LP token balanceOf used for pricing
A oracle & external dependencies factor in the v1.7.0 rubric. Measured per protocol on a s cadence.
Methodology how we score #
**What this measures** This factor checks whether the protocol derives pricing from the `balanceOf` of LP tokens held in a contract — a pattern that is manipulable by direct token transfer ("donation") without going through the protocol's normal deposit path. Source inspection identifies whether price calculations depend on `balanceOf` rather than internal accounting state.
**Why it matters** Using `balanceOf` for pricing creates a donation-manipulable oracle: any attacker who can transfer tokens directly to the contract (bypassing `deposit()`) can artificially inflate the apparent value of LP shares. The Cashio hack ($48M, 2022) is the definitive case: the CASH stablecoin's LP token collateral validation never checked the `.mint` field of the SPL token, allowing an attacker to create fake collateral. bEarnFi ($18M, 2021) suffered a multi-layer vault accounting failure where token denomination consistency was broken by a similar balance-manipulation path. ERC-4626 share-inflation attacks (Silo Finance variant) use an analogous mechanism. Protocols that use `balanceOf` for pricing without canonical reserve tracking are structurally vulnerable.

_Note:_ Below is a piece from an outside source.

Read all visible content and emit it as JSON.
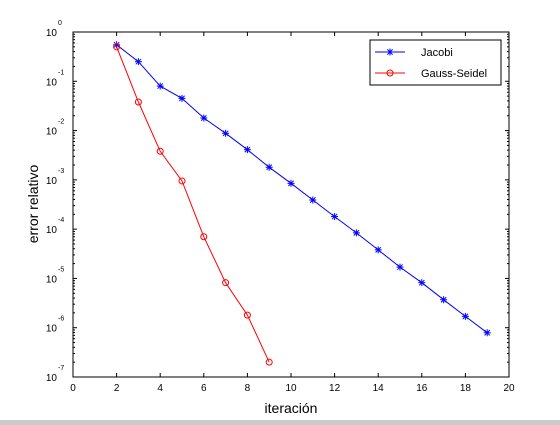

**Green / Yellow / Red** Green is scored when pricing is derived from internal accounting state (tracked reserves, virtual shares) rather than live `balanceOf` calls. Yellow is scored when `balanceOf` is used but mediated through a time-delayed or TWAP-based calculation that reduces instant manipulation risk. Red is scored when the protocol derives collateral or exchange-rate pricing directly from `balanceOf` of an LP or vault token with no additional protection.

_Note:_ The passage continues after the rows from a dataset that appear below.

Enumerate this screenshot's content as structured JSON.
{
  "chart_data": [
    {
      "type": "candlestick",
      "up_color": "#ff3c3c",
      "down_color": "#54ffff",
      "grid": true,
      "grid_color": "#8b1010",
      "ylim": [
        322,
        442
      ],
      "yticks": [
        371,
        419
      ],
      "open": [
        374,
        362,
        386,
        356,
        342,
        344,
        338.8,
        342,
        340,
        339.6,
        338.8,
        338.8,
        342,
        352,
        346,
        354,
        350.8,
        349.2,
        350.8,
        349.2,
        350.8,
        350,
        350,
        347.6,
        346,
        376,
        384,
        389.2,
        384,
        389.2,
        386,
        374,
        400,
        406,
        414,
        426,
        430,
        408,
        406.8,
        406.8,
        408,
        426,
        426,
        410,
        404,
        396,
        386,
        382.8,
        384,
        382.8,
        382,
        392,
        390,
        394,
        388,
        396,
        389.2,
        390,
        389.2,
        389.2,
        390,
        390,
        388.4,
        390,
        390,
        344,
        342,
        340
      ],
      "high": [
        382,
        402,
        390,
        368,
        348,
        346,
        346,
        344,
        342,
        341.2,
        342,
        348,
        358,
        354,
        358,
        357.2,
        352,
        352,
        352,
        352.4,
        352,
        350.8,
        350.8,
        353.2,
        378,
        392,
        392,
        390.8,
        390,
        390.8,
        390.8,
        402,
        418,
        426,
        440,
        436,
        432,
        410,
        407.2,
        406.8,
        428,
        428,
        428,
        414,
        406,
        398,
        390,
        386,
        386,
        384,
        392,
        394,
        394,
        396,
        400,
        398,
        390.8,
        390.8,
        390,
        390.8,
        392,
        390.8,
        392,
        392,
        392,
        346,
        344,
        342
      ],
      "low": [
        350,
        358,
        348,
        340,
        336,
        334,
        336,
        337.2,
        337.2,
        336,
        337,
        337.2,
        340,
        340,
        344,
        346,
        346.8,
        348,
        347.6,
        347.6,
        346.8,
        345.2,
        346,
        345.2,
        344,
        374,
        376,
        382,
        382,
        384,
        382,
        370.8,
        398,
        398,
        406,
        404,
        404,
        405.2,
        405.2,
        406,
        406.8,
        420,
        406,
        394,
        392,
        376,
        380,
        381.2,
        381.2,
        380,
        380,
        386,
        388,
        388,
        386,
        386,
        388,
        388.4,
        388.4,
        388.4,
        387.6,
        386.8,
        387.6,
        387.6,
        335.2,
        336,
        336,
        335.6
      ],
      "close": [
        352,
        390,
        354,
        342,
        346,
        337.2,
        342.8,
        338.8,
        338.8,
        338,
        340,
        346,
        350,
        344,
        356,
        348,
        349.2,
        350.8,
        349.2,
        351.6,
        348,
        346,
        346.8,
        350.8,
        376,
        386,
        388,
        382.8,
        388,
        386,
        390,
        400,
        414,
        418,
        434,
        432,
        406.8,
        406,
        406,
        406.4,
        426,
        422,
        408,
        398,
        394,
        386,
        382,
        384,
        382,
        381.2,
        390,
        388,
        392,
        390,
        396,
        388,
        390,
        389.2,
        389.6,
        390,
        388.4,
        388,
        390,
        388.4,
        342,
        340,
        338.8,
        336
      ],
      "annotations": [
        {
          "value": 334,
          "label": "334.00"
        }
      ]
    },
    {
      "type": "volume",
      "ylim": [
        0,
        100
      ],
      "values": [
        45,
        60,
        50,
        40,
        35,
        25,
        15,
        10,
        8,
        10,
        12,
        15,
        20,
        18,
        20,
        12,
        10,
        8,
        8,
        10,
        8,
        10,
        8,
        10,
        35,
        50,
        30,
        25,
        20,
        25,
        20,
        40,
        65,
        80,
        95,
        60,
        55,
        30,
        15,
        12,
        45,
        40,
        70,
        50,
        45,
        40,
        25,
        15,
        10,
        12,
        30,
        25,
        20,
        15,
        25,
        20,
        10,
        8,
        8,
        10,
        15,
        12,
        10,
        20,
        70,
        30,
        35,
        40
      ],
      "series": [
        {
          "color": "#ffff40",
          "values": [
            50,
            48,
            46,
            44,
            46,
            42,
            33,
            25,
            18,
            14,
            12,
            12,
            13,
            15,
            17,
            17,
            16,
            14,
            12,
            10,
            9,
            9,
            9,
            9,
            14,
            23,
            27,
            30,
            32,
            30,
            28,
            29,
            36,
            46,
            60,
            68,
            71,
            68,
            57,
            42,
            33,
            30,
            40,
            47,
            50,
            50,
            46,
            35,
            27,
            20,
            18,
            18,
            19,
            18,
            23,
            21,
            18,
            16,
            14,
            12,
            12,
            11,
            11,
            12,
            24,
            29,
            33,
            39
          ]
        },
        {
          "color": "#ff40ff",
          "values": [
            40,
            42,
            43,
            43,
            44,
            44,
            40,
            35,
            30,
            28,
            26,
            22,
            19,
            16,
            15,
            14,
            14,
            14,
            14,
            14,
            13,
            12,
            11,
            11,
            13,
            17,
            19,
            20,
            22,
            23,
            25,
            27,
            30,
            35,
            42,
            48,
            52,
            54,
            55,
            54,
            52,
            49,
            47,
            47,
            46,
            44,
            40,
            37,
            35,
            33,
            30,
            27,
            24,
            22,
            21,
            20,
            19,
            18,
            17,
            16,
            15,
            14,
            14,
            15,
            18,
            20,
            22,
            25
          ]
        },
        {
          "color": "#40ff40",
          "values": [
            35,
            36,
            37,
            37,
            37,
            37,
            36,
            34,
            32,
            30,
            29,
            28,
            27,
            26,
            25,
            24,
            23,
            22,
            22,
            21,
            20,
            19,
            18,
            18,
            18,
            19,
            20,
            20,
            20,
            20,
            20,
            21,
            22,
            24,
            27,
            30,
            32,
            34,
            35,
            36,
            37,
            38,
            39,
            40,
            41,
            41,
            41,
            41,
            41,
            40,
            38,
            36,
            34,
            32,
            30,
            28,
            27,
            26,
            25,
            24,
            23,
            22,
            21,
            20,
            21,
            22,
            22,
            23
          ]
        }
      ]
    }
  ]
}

**Common gray cases** Gray is applied when the pricing mechanism is implemented in an upgradeable module and the current deployed logic cannot be confirmed through source inspection alone.

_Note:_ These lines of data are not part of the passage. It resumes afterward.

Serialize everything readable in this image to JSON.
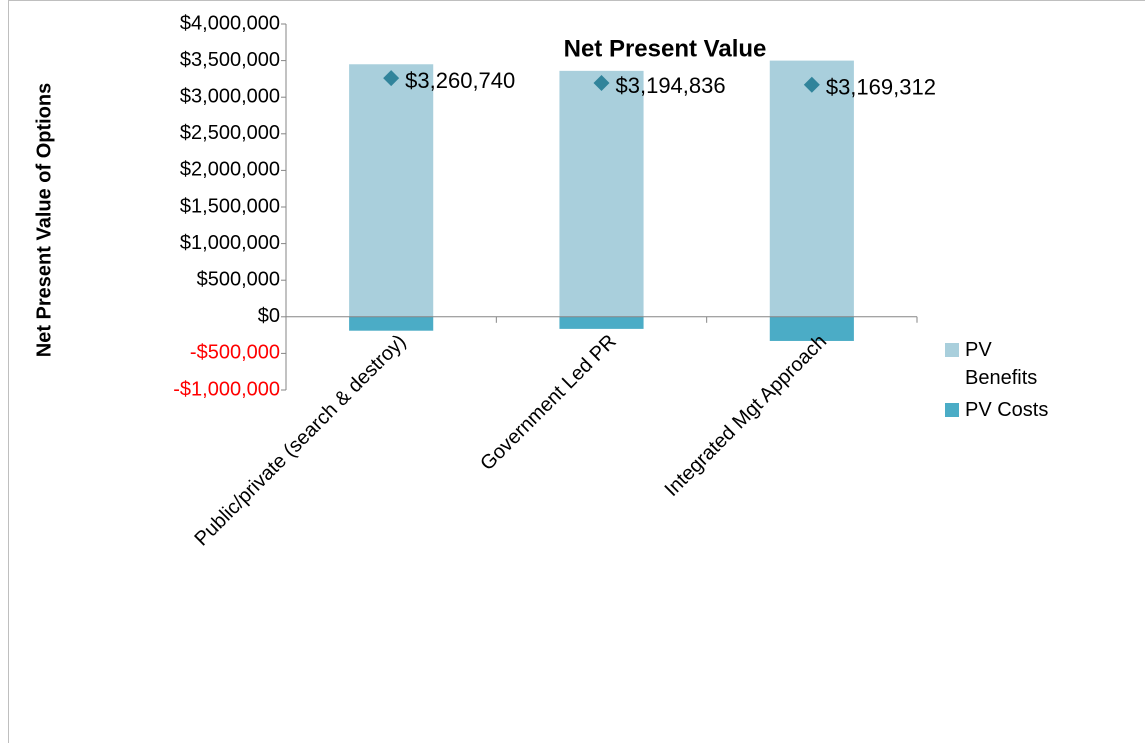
{
  "chart_data": {
    "type": "bar",
    "title": "Net Present Value",
    "y_axis_label": "Net Present Value of Options",
    "categories": [
      "Public/private (search & destroy)",
      "Government Led PR",
      "Integrated Mgt Approach"
    ],
    "series": [
      {
        "name": "PV Benefits",
        "color": "#a9cfdc",
        "values": [
          3450000,
          3360000,
          3500000
        ]
      },
      {
        "name": "PV Costs",
        "color": "#4bacc6",
        "values": [
          -190000,
          -165000,
          -330000
        ]
      }
    ],
    "markers": {
      "color": "#31849b",
      "values": [
        3260740,
        3194836,
        3169312
      ],
      "value_labels": [
        "$3,260,740",
        "$3,194,836",
        "$3,169,312"
      ]
    },
    "ylim": [
      -1000000,
      4000000
    ],
    "yticks": [
      {
        "value": -1000000,
        "label": "-$1,000,000"
      },
      {
        "value": -500000,
        "label": "-$500,000"
      },
      {
        "value": 0,
        "label": "$0"
      },
      {
        "value": 500000,
        "label": "$500,000"
      },
      {
        "value": 1000000,
        "label": "$1,000,000"
      },
      {
        "value": 1500000,
        "label": "$1,500,000"
      },
      {
        "value": 2000000,
        "label": "$2,000,000"
      },
      {
        "value": 2500000,
        "label": "$2,500,000"
      },
      {
        "value": 3000000,
        "label": "$3,000,000"
      },
      {
        "value": 3500000,
        "label": "$3,500,000"
      },
      {
        "value": 4000000,
        "label": "$4,000,000"
      }
    ],
    "negative_tick_color": "#ff0000",
    "legend": "right"
  }
}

**Notable historical examples** - **Cashio** ($48M, 2022): LP token collateral validation relied on balance fields; the `.mint` field was never validated, enabling fake collateral creation. - **bEarnFi** ($18M, 2021): Multi-layer vault strategy used cross-token balance accounting that was manipulated via token denomination mismatch.
Measurement what to look for #
Determine whether protocol pricing is derived from the `balanceOf` of LP tokens in a contract (manipulable by direct token transfer / donation).